本実施例では、結合材20を構成する摺動部22の背面に凸部224を設け、姿勢制御材30の前方片部32に設けた突出部321の肩部分に前記凸部224が載った状態で、結合材20の自立姿勢を呈するよう構成している。
本実施例によっても、実施例1と同等の効果を得ることができる。
本実施例では、結合材20を構成する摺動部22の背面に凸部224を設け、姿勢制御材30の前面の前方片部32を背面側に凹ませた凹部323に前記凸部224が収まる状態で、結合材20の自立姿勢を呈するよう構成している。

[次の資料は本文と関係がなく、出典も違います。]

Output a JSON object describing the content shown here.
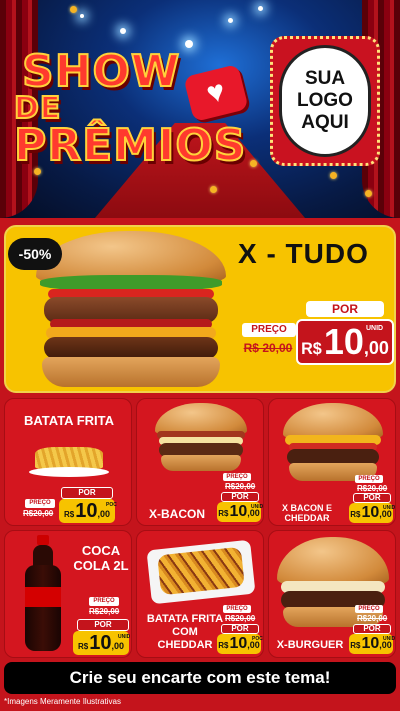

本実施例によっても、実施例1,2と同等の効果を得ることができる。
X 支柱
Y フランジ
Z 結合孔
10 本体材
11 切欠き
12 挿通孔
121 前側孔
122 後側孔
13 接続部
131 爪
14 収容空間
141 内壁
142 連通孔
20 結合材
21 クサビ部
211 テーパ
212 打突部
22 摺動部
221 貫通孔
222 窪み部
223 接触面
224 凸部
23 リベット
30 姿勢制御材
31 折り返し部
32 前方片部
321 突出部
322 凹部
33 後方片部
331 受け部
Claims (7)
- クサビ緊結式足場において支柱の側周に設けたフランジへと結合するクサビ緊結具であって、
前記フランジを上下で挟むように収容可能な切欠きを有する、本体材と、
前記切欠きを遮るように上下方向に移動してフランジに設けた結合孔へと差込み可能なクサビ部と、前記フランジの外側に位置する摺動部と、で二叉形状を呈している、結合材と、
前記本体材と前記摺動部との間に介設し、弾性力でもって前方へ付勢される板バネ状の姿勢制御材と、を少なくとも具備し、
前記本体材は、
当該本体材の内部に設けた内壁によって区画される、収容空間と、
前記収容空間と前記本体材の後端とを連通する、連通孔と、を有し、
前記姿勢制御材は、平板状の薄板を折曲してなる前方片部と後方片部とを有し、
前記姿勢制御材は、前記後方片部の途上で折曲してなる受け部を、前記内壁と前記連通孔の周壁との交差部分に突き当てるように前記収容空間に収容されており、
前記結合材の上下移動のみによって、
前記本体材による前記フランジの収容動作を前記クサビ部が妨げない位置において前記摺動部と前記姿勢制御材とが少なくとも一箇所において係合することで、前記本体材に対して前記結合材を位置決めしている、自立姿勢と、
前記姿勢制御材が前記摺動部に押されて前記位置決めが解かれた状態で、前記クサビ部を前記結合孔に差し込んでいる、緊結状態と、
を切替自在とし、
前記結合材は、前記自立姿勢および前記緊結状態において、前後方向の相対位置が変動しないことを特徴とする、
クサビ緊結具。 - 前記摺動部と前記姿勢制御材との係合機構が、
前記摺動部の背面に設けた窪み部と、
前記姿勢制御材の前面に設けた突出部と、からなり、
前記窪み部に前記突出部が収まることで、前記本体材に対して前記結合材を位置決め可能であることを特徴とする、
請求項1に記載のクサビ緊結具。 - 前記摺動部と前記姿勢制御材との係合機構が、
前記摺動部の背面に設けた凸部と、
前記姿勢制御材の前面に設けた突出部と、からなり、
前記突出部の上に前記凸部が載ることで、前記本体材に対して前記結合材を位置決め可能であることを特徴とする、
請求項1に記載のクサビ緊結具。 - 前記摺動部と前記姿勢制御材との係合機構が、
前記摺動部の背面に設けた凸部と、
前記姿勢制御材の前面に設けた凹部と、からなり、
前記凹部に前記凸部が収まることで、前記本体材に対して前記結合材を位置決め可能であることを特徴とする、
請求項1に記載のクサビ緊結具。 - 前記摺動部の下端に、前記本体材からの前記結合材の抜け出しを防止する、抜け止め部を設けてあることを特徴とする、
請求項1乃至4のうち何れか1項に記載のクサビ緊結具。 - 前記本体材の後端に、足場を構成する水平材または斜材との接続部を有することを特徴とする、
請求項1乃至5のうち何れか1項に記載のクサビ緊結具。 - 前記本体材が、足場を構成する水平材または斜材を兼用してあることを特徴とする、
請求項1乃至5のうち何れか1項に記載のクサビ緊結具。